10Namentlich § 28 UVollzG NRW stellt keine verfassungsmäßige gesetzliche Grundlage in diesem Sinne dar. Nach § 28 UVollzG NRW, der sich nachdem Kontext des gesamten Gesetzes unter Berücksichtigung von Abgrenzungsschwierigkeiten der jeweiligen Gesetzgebungszuständigkeiten in erster Linie an die Anstaltsleitungen wendet (vergleiche Regierungsentwurf zum UVollzG, LT-Drs-14/8631, Seite 37 f), dürfen Zwangsmaßnahmen auf dem Gebiet der Gesundheitsfürsorge durchgeführt werden, wenn der ärztliche Dienst dies für unerlässlich hält und das Gericht diese anordnet. Es ist dagegen nicht näher ausgestaltet, unter welchen formellen und materiellen Voraussetzungen „das Gericht“ diese Anordnung treffen darf. Damit genügt § 28 UVollzG NRW unter Berücksichtigung der durch das Bundesverfassungsgericht in dem Beschluss vom 23.03.2011 aufgestellten Maßstäben nicht den verfassungsgemäßen Anforderungen, die an die Klarheit und Bestimmtheit einer gesetzlichen Grundlage für einen besonders schweren Grundrechtseingriff zu stellen sind (vergleiche OLG Köln, Beschluss vom 07.09.2012, Az 2 Ws 644/12). Weder für aktuell noch für potenziell betroffene Inhaftierte noch für die zur Normanwendung berufenen Entscheidungsträger sind die wesentlichen Voraussetzungen für eine Zwangsbehandlung zur Erreichung des Vollzugsziel aus dem Gesetz erkennbar. Es fehlt an einer gesetzlichen Regelung dazu, wie vor einer Zwangsbehandlung das zur Erreichung des Vollzugsziels unabdingbare Erfordernis krankheitsbedingt fehlender Einsichtsfähigkeit festgestellt und dokumentiert werden soll. Auch fehlt eine Regelung wesentlicher zur Wahrung der Grundrechte notwendiger verfahrensrechtlicher Eingriffsvoraussetzungen (vergleiche OLG Köln, a.a.O.)

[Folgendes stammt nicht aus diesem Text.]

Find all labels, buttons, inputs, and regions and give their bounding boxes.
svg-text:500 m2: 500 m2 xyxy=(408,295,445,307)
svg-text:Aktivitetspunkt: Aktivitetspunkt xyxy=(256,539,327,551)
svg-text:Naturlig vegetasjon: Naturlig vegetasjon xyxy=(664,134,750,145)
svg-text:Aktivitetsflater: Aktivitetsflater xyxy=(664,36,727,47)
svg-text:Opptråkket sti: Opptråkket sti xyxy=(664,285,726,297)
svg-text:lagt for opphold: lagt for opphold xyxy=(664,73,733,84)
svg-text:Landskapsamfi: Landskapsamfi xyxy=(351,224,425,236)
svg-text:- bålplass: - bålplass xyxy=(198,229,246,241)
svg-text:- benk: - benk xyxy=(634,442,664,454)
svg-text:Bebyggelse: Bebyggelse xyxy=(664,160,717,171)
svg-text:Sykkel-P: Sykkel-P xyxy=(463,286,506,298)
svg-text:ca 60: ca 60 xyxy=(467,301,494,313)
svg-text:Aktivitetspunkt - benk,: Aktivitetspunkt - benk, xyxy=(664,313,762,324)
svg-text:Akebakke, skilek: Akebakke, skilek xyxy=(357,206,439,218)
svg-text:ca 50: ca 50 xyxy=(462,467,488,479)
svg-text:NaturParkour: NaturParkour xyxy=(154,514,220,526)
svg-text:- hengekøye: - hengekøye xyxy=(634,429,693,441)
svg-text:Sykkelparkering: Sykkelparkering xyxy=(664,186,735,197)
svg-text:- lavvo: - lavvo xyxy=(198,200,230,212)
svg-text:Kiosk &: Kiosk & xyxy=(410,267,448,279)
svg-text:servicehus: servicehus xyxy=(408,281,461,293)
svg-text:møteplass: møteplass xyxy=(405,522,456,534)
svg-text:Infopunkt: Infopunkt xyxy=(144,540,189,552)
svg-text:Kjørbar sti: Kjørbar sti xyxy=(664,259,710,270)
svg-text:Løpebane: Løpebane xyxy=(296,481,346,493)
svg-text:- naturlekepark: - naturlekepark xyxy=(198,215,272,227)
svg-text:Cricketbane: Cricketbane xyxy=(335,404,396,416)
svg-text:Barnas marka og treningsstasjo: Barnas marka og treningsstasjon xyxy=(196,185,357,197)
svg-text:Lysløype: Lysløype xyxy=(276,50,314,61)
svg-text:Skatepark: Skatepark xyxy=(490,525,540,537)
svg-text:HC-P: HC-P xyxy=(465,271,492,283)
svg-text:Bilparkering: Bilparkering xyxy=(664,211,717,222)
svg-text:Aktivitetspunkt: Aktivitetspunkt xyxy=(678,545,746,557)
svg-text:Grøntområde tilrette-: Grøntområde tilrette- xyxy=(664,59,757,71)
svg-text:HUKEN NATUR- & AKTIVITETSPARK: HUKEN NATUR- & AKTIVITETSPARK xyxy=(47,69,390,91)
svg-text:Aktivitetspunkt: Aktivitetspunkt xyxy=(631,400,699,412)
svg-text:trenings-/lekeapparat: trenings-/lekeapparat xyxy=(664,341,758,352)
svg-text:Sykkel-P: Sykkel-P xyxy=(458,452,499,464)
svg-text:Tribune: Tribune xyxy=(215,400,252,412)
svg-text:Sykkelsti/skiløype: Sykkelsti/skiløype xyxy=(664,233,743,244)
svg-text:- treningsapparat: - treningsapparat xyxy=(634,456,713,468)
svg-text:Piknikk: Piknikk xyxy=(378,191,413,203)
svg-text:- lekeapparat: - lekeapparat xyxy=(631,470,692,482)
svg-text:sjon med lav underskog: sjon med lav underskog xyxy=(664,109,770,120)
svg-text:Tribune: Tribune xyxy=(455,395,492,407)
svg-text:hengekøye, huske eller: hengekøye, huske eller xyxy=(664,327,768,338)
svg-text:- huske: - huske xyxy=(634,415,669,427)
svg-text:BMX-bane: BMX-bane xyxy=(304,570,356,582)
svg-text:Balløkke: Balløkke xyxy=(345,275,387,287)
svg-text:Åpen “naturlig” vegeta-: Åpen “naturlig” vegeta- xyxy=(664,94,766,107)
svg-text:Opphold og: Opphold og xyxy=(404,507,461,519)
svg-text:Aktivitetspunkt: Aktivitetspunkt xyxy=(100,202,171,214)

11Das Gericht verkennt nicht, dass das Fehlen von Zwangsbefugnissen zur Durchführung einer als medizinisch notwendig geachteten Maßnahme dazu führen kann, dass der Angeklagte ohne eine solche Zwangsmedikation einen erheblichen gesundheitlichen Schaden nimmt. Ohne verfassungsgemäße gesetzliche Grundlage ist eine solche Behandlung aber nicht auf Grundlage der vollzugsgesetzlichen Vorschriften möglich.